Jonan menambahkan, jumlah prediksi penumpang yang diajukan dalam uji kelayakan juga terlalu tinggi, yaitu 78.000 orang saat operasional tahun 2019. Padahal angka yang dinilai wajar sekitar 51.000 penumpang.
“Kami mengatur supaya perizinan perlu dievaluasi teknis dan dinilai tim independen (konsultan publik). Datanya lengkap sehingga bisa dipahami bersama resikonya apa, struktur pembangunan seperti apa,” tambahnya.
Direktur Jenderal Perkeretaapian Kemenhub, Hermanto Dwiatmoko menambahkan pihaknya masih mendiskusikan perihal waktu konsesi. Selain itu, beberapa dokumen dan rancang bangun yang masih berbahasa Mandarin sehingga menyulitkan untuk membacanya.
“Semua sedang dalam proses, kemarin tanggal 22 Februari, pihak KCIC datang untuk konsultasi dan kami kembalikan lagi, masih ada revisi sehingga belum ada dokumen baru,” ujarnya.
Manajemen KCIC yang dikonfirmasi BeritaBenar, enggan berkomentar. Tapi, sumber di perusahaan itu menyatakan, pihaknya belum bisa memulai pembangunan karena izin belum dikeluarkan oleh Kementerian Perhubungan.
Infrastruktur kota harus siap
Pengamat Transportasi dan Analis Riset dan Pembangunan dari Masyarakat Transportasi Indonesia (MTI), Djoko Setijowarno mengatakan proyek kereta api tidak akan berhasil apabila infrastruktur dalam kota belum siap.

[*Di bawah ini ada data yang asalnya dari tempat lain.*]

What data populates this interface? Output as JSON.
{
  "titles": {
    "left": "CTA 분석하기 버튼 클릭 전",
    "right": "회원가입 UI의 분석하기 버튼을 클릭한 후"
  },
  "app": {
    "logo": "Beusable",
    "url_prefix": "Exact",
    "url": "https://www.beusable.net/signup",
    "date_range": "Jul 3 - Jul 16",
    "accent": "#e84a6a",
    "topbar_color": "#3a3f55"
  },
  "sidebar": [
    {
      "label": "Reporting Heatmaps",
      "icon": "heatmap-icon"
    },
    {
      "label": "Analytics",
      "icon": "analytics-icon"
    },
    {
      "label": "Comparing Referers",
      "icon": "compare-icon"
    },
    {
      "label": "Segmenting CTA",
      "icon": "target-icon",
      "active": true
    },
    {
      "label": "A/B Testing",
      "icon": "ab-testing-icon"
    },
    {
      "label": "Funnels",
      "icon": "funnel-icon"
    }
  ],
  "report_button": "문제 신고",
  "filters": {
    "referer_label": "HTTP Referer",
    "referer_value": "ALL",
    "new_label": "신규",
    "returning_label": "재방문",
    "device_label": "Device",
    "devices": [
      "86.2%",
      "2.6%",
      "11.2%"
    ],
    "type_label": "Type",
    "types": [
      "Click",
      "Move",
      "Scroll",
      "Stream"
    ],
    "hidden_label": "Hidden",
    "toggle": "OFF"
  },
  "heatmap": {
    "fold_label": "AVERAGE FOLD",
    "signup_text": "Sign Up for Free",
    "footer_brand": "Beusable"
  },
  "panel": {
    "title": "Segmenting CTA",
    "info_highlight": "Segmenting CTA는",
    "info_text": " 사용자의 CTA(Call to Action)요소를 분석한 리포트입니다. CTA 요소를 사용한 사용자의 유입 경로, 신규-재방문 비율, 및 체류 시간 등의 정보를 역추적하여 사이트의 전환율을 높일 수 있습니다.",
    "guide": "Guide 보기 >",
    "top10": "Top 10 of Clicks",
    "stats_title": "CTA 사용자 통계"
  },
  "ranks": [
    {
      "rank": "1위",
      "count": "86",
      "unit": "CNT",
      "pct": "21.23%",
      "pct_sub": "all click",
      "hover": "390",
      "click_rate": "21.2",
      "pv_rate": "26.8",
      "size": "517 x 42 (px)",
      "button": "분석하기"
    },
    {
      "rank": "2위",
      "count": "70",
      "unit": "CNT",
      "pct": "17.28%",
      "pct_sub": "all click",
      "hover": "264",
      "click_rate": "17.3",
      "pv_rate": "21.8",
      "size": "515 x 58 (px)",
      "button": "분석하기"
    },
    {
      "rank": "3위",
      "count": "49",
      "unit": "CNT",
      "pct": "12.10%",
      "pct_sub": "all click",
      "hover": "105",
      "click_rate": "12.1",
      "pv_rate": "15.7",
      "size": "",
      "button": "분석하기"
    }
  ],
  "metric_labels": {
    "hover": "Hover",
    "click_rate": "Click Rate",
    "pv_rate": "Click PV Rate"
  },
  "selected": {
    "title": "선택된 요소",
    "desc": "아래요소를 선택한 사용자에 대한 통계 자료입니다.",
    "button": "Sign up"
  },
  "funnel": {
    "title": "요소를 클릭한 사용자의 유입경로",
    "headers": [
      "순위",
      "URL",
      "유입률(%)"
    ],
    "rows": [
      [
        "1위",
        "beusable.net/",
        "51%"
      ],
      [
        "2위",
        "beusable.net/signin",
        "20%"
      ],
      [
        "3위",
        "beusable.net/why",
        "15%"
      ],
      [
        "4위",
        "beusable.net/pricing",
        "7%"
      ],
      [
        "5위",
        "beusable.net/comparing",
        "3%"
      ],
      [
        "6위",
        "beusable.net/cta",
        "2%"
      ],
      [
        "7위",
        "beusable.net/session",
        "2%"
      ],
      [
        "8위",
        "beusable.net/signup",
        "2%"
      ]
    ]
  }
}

Menurutnya, akan sia-sia perjalanan singkat Jakarta-Bandung jika angkutan kota masih macet.
“Ini sepertinya sedikit memaksa karena banyak izin belum selesai. Amdal selesai dalam waktu singkat. Seharusnya tidak begitu karena ini proyek besar yang butuh banyak ahli dan enginering disain yang sempurna,” ujarnya kepada BeritaBenar.
Dia pesimistis proyek ini bakal rampung tepat waktu karena modal yang dibutuhkan sangat besar. BUMN harus menyetorkan dana sarana dan prasarana senilai Rp1,25 triliun.
“Dana ini tidak kecil. Meskipun tidak sampai membuat bangkrut namun proyek ini bisa mengganggu rencana bisnis BUMN,” kata Djoko.
Karena itu, ia menyarankan proyek ini ditunda karena tak mendesak dan menunggu kepastian perizinan sesuai peraturan.
“Presiden tak tahu semuanya. Dia ingin cepat namun kurang hati-hati. Sebaiknya diusulkan ada proyek penggantinya. Mungkin dengan transportasi massal jarak jauh seperti Jakarta – Surabaya atau luar Jawa untuk memecah kepadatan transportasi udara,” katanya.